An offshore production platform in the Gulf of Mexico. Photo: Julie Dermansky / Corbis via Getty Images
The Interior Department is floating draft plans that would greatly expand the coastal regions made available for oil and natural gas drilling, department officials said Thursday. The plan for lease sales between 2019-2024 would open the Atlantic and Pacific coasts, the eastern Gulf of Mexico, and revive lease sales in Arctic waters off Alaska's coast.
Why it matters: It's a sharp reversal of Obama-era policies that keep offshore leasing almost entirely limited to the Gulf of Mexico, which currently accounts for nearly all U.S. offshore production. The proposed Atlantic and Pacific coast sales would be the first offerings in those regions in decades.
In addition to declining to sell leases in other areas, late in his term Obama went further and indefinitely banned leasing in vast swaths of Arctic waters, as well as several regions off the East Coast.
But will this move mean more production from U.S. coastal regions? The Gulf of Mexico accounts for a much smaller share of total U.S. oil production than it did a decade ago, thanks to the onshore shale boom that has sharply driven up output, as the chart below shows.

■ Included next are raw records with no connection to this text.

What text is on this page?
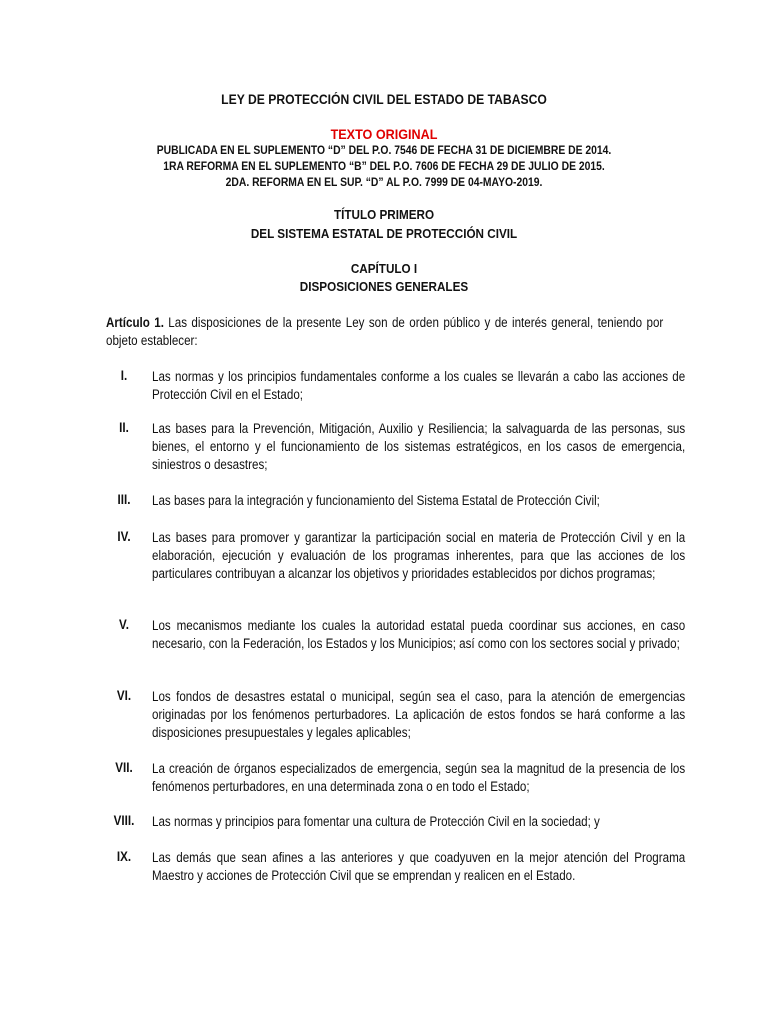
LEY DE PROTECCIÓN CIVIL DEL ESTADO DE TABASCO
TEXTO ORIGINAL
PUBLICADA EN EL SUPLEMENTO “D” DEL P.O. 7546 DE FECHA 31 DE DICIEMBRE DE 2014.
1RA REFORMA EN EL SUPLEMENTO “B” DEL P.O. 7606 DE FECHA 29 DE JULIO DE 2015.
2DA. REFORMA EN EL SUP. “D” AL P.O. 7999 DE 04-MAYO-2019.
TÍTULO PRIMERO
DEL SISTEMA ESTATAL DE PROTECCIÓN CIVIL
CAPÍTULO I
DISPOSICIONES GENERALES
Artículo 1. Las disposiciones de la presente Ley son de orden público y de interés general, teniendo por objeto establecer:
I.	Las normas y los principios fundamentales conforme a los cuales se llevarán a cabo las acciones de Protección Civil en el Estado;
II.	Las bases para la Prevención, Mitigación, Auxilio y Resiliencia; la salvaguarda de las personas, sus bienes, el entorno y el funcionamiento de los sistemas estratégicos, en los casos de emergencia, siniestros o desastres;
III.	Las bases para la integración y funcionamiento del Sistema Estatal de Protección Civil;
IV.	Las bases para promover y garantizar la participación social en materia de Protección Civil y en la elaboración, ejecución y evaluación de los programas inherentes, para que las acciones de los particulares contribuyan a alcanzar los objetivos y prioridades establecidos por dichos programas;
V.	Los mecanismos mediante los cuales la autoridad estatal pueda coordinar sus acciones, en caso necesario, con la Federación, los Estados y los Municipios; así como con los sectores social y privado;
VI.	Los fondos de desastres estatal o municipal, según sea el caso, para la atención de emergencias originadas por los fenómenos perturbadores. La aplicación de estos fondos se hará conforme a las disposiciones presupuestales y legales aplicables;
VII.	La creación de órganos especializados de emergencia, según sea la magnitud de la presencia de los fenómenos perturbadores, en una determinada zona o en todo el Estado;
VIII.	Las normas y principios para fomentar una cultura de Protección Civil en la sociedad; y
IX.	Las demás que sean afines a las anteriores y que coadyuven en la mejor atención del Programa Maestro y acciones de Protección Civil que se emprendan y realicen en el Estado.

Data: Energy Information Administration; Chart: Axios Visuals
The oil-and-gas industry strongly supports — and has consistently lobbied for — having the option to explore for what could be very large hydrocarbon deposits in coastal regions outside what's already been made available.
- However, the extent of industry interest in spending on frontier areas in hard to gauge, given modest prices and opportunities in regions where drilling is already authorized.
What we're watching: Interior's draft was predictably very broad, covering virtually all federal offshore waters. But the lengthy statutory process to review offshore oil and gas leasing is like a funnel; It's designed to take options off the table before final approvals. We'll be watching to see whether it remains designed as a funnel and leases are actually taken off the table, or if all options stay in until the end, which isn't for another year at least. Florida's GOP Gov. Rick Scott has attacked the proposal for drilling off his state's coast.
What's next: The draft plan, which is open for a 60-day comment period, is just the first step in a lengthy, multi-step process to construct a final leasing schedule. Environmentalists will strongly fight efforts to expand drilling into new areas, calling it a risk to the ecosystem of fragile regions in the Arctic and elsewhere.